Actually, you cannot make someone do what they don’t want to do. If she feels it is not necessary to apologise, it is really up to her. I know who I am and I know the way I was brought up. I know the right thing and I will do the right thing. It is a lesson for everyone to learn to be humble, to understand that even when you are in power, you are there to serve the people.
Has the senator reached out to you after that encounter?
No, she hasn’t. She has said she was not going to apologise.
Were you eventually able to make your contributions at the hearing?
No, and my colleagues were not able to make our contributions at the hearing on Wednesday. And I did not bother going the following day (Thursday).
People were already calling me not to come. Some told me to lie low while some said I should have come and made my presentation, but I have submitted the document containing our presentation.
What is the content of the document you submitted at the hearing?
First (point) is that we do not believe in a review or an amendment. What we want is a new constitution that is borne out of true consultation with all Nigerians; we want everyone to be represented in the constitution, especially with respect to certain areas like power, accountability, universal right to basic education and we want the girl-child to be well-educated and that the government must respect the rule of law. These are some of the things in the document.
Do you feel threatened after that encounter with the senator?
Nobody has threatened me and I don’t want to be threatened. I feel I have not stepped on anybody’s toes; I only stood on my rights as a citizen and I have demanded accountability from those in government.
You said you are a politician. When did you start your political journey?
I joined politics in 2018. I am a member of the pan-Yoruba socio-political group, Afenifere. I attend meetings and contribute my quota. Afenifere is non-partisan and not based on any political party; it is a group that wants the best for the citizens of the Federal Republic of Nigeria. Afenifere is passionate about social welfare, education, amongst others.
After being a member for a while, I decided to put my money where my mouth is. It is just like watching a football match at home and you say, ‘Oh, that footballer didn’t kick the ball well,’ when you are not on the field. I registered with a party then but the registration was short-lived. I later joined the Social Democratic Party. After a year or so, I decided to pick up the ticket contesting for Lagos State House of Assembly, Eti-Osa Constituency 2 in 2019. I won at the primaries. I got the ticket but I didn’t win the election.

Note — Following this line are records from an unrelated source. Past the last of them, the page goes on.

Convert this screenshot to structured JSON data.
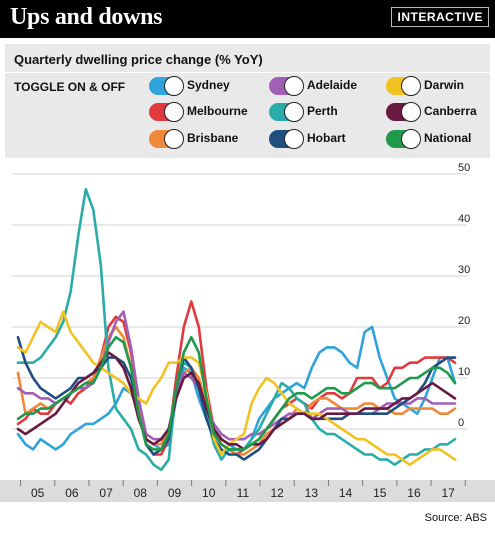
{
  "header": {
    "title": "Ups and downs",
    "badge": "INTERACTIVE"
  },
  "subtitle": "Quarterly dwelling price change (% YoY)",
  "toggle_label": "TOGGLE ON & OFF",
  "legend": [
    {
      "name": "Sydney",
      "color": "#2ea3dc",
      "icon": "toggle-switch-icon"
    },
    {
      "name": "Adelaide",
      "color": "#a25fb6",
      "icon": "toggle-switch-icon"
    },
    {
      "name": "Darwin",
      "color": "#f2c222",
      "icon": "toggle-switch-icon"
    },
    {
      "name": "Melbourne",
      "color": "#e03a3e",
      "icon": "toggle-switch-icon"
    },
    {
      "name": "Perth",
      "color": "#2aaca8",
      "icon": "toggle-switch-icon"
    },
    {
      "name": "Canberra",
      "color": "#6a1a42",
      "icon": "toggle-switch-icon"
    },
    {
      "name": "Brisbane",
      "color": "#f0883a",
      "icon": "toggle-switch-icon"
    },
    {
      "name": "Hobart",
      "color": "#1f4f7f",
      "icon": "toggle-switch-icon"
    },
    {
      "name": "National",
      "color": "#1f9a4a",
      "icon": "toggle-switch-icon"
    }
  ],
  "source": "Source: ABS",
  "chart_data": {
    "type": "line",
    "x_labels": [
      "05",
      "06",
      "07",
      "08",
      "09",
      "10",
      "11",
      "12",
      "13",
      "14",
      "15",
      "16",
      "17"
    ],
    "y_ticks": [
      0,
      10,
      20,
      30,
      40,
      50
    ],
    "ylim": [
      -10,
      50
    ],
    "grid": true,
    "series": [
      {
        "name": "Sydney",
        "color": "#2ea3dc",
        "values": [
          -1,
          -3,
          -4,
          -2,
          -3,
          -4,
          -3,
          -1,
          0,
          1,
          1,
          2,
          3,
          5,
          8,
          7,
          4,
          -2,
          -3,
          -4,
          -3,
          6,
          12,
          11,
          6,
          2,
          0,
          -2,
          -3,
          -4,
          -4,
          -2,
          2,
          4,
          6,
          7,
          8,
          9,
          8,
          12,
          15,
          16,
          16,
          15,
          13,
          12,
          19,
          20,
          14,
          10,
          6,
          5,
          4,
          3,
          6,
          10,
          14,
          14,
          9
        ]
      },
      {
        "name": "Melbourne",
        "color": "#e03a3e",
        "values": [
          1,
          2,
          4,
          3,
          3,
          5,
          6,
          5,
          7,
          8,
          10,
          14,
          20,
          22,
          21,
          15,
          5,
          -3,
          -5,
          -5,
          -2,
          10,
          20,
          25,
          20,
          8,
          0,
          -3,
          -4,
          -5,
          -4,
          -3,
          -2,
          0,
          2,
          4,
          5,
          6,
          5,
          4,
          6,
          7,
          7,
          6,
          7,
          10,
          10,
          10,
          8,
          9,
          12,
          12,
          13,
          13,
          14,
          14,
          14,
          14,
          13
        ]
      },
      {
        "name": "Brisbane",
        "color": "#f0883a",
        "values": [
          11,
          3,
          4,
          5,
          4,
          5,
          6,
          7,
          8,
          9,
          10,
          14,
          18,
          20,
          18,
          12,
          4,
          -2,
          -3,
          -3,
          0,
          7,
          11,
          12,
          10,
          5,
          -1,
          -3,
          -4,
          -5,
          -5,
          -4,
          -3,
          -1,
          0,
          1,
          2,
          4,
          3,
          5,
          6,
          6,
          5,
          4,
          4,
          4,
          5,
          5,
          4,
          4,
          3,
          3,
          4,
          4,
          4,
          4,
          3,
          3,
          4
        ]
      },
      {
        "name": "Adelaide",
        "color": "#a25fb6",
        "values": [
          8,
          7,
          7,
          6,
          6,
          5,
          6,
          7,
          8,
          8,
          9,
          12,
          17,
          21,
          23,
          16,
          6,
          -1,
          -2,
          -2,
          0,
          7,
          11,
          10,
          8,
          4,
          1,
          -1,
          -2,
          -2,
          -2,
          -1,
          -1,
          0,
          1,
          2,
          3,
          3,
          3,
          2,
          3,
          4,
          4,
          4,
          3,
          3,
          3,
          3,
          4,
          5,
          5,
          5,
          5,
          6,
          6,
          5,
          5,
          5,
          5
        ]
      },
      {
        "name": "Perth",
        "color": "#2aaca8",
        "values": [
          13,
          13,
          13,
          14,
          16,
          18,
          21,
          27,
          38,
          47,
          43,
          32,
          12,
          4,
          2,
          0,
          -4,
          -5,
          -7,
          -8,
          -6,
          8,
          13,
          12,
          8,
          3,
          -3,
          -6,
          -4,
          -4,
          -4,
          -2,
          0,
          3,
          6,
          9,
          8,
          6,
          5,
          2,
          0,
          -1,
          -1,
          -2,
          -3,
          -4,
          -5,
          -5,
          -6,
          -6,
          -7,
          -6,
          -5,
          -5,
          -4,
          -4,
          -3,
          -3,
          -2
        ]
      },
      {
        "name": "Hobart",
        "color": "#1f4f7f",
        "values": [
          18,
          13,
          10,
          8,
          7,
          6,
          7,
          8,
          10,
          10,
          11,
          12,
          14,
          14,
          13,
          10,
          3,
          -3,
          -5,
          -4,
          -2,
          8,
          14,
          12,
          8,
          2,
          -2,
          -4,
          -5,
          -5,
          -6,
          -5,
          -4,
          -2,
          0,
          2,
          2,
          3,
          3,
          2,
          2,
          2,
          2,
          2,
          3,
          3,
          3,
          3,
          3,
          3,
          4,
          5,
          6,
          7,
          9,
          12,
          13,
          14,
          14
        ]
      },
      {
        "name": "Darwin",
        "color": "#f2c222",
        "values": [
          16,
          15,
          18,
          21,
          20,
          19,
          23,
          19,
          17,
          15,
          13,
          12,
          11,
          10,
          9,
          7,
          6,
          5,
          8,
          10,
          13,
          13,
          14,
          14,
          13,
          7,
          -2,
          -5,
          -3,
          -2,
          -1,
          5,
          8,
          10,
          9,
          7,
          5,
          4,
          3,
          3,
          3,
          2,
          1,
          0,
          -1,
          -2,
          -2,
          -3,
          -4,
          -5,
          -5,
          -6,
          -7,
          -6,
          -5,
          -4,
          -4,
          -5,
          -6
        ]
      },
      {
        "name": "Canberra",
        "color": "#6a1a42",
        "values": [
          0,
          -1,
          0,
          1,
          2,
          3,
          5,
          7,
          9,
          10,
          11,
          13,
          15,
          14,
          12,
          8,
          2,
          -2,
          -3,
          -2,
          0,
          6,
          10,
          11,
          9,
          4,
          0,
          -2,
          -3,
          -3,
          -4,
          -3,
          -3,
          -2,
          0,
          1,
          2,
          3,
          3,
          2,
          2,
          3,
          3,
          3,
          3,
          3,
          4,
          4,
          4,
          4,
          5,
          6,
          6,
          7,
          8,
          9,
          8,
          7,
          6
        ]
      },
      {
        "name": "National",
        "color": "#1f9a4a",
        "values": [
          2,
          3,
          3,
          4,
          4,
          5,
          6,
          7,
          8,
          9,
          9,
          12,
          16,
          18,
          17,
          12,
          3,
          -3,
          -4,
          -4,
          -1,
          8,
          15,
          18,
          15,
          6,
          -1,
          -3,
          -4,
          -4,
          -4,
          -3,
          -2,
          0,
          2,
          4,
          6,
          7,
          7,
          6,
          7,
          8,
          8,
          7,
          7,
          8,
          9,
          9,
          8,
          8,
          8,
          9,
          10,
          10,
          11,
          12,
          12,
          11,
          9
        ]
      }
    ]
  }
}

Why do you think you lost the election?
The 2019 election took almost everything from me; it was the most difficult thing I have ever done aside from childbirth. That is the problem with women and politics. The people are hungry and there is so much poverty in the land. People are ready to sell their votes for whatever it is. On the day of the election, people were saying, ‘Mama, even if it is N500, give me.’ I went from door to door during my campaign and rally. I met people and spoke with people. Throughout my campaign, I never gave anyone money and I told the people until we change the narrative, our children won’t be able to contest election in this country. We cannot continue to use the money to contest elections in this country because you do not stand a chance and your children do not stand a chance. So, I lost because I was not from the ruling party and because I didn’t give out money to the people.
The mindset of the people is that election comes once in four years and they need to get all that they could get from you. Also, they can’t read your mind and they cannot differentiate between you and the others.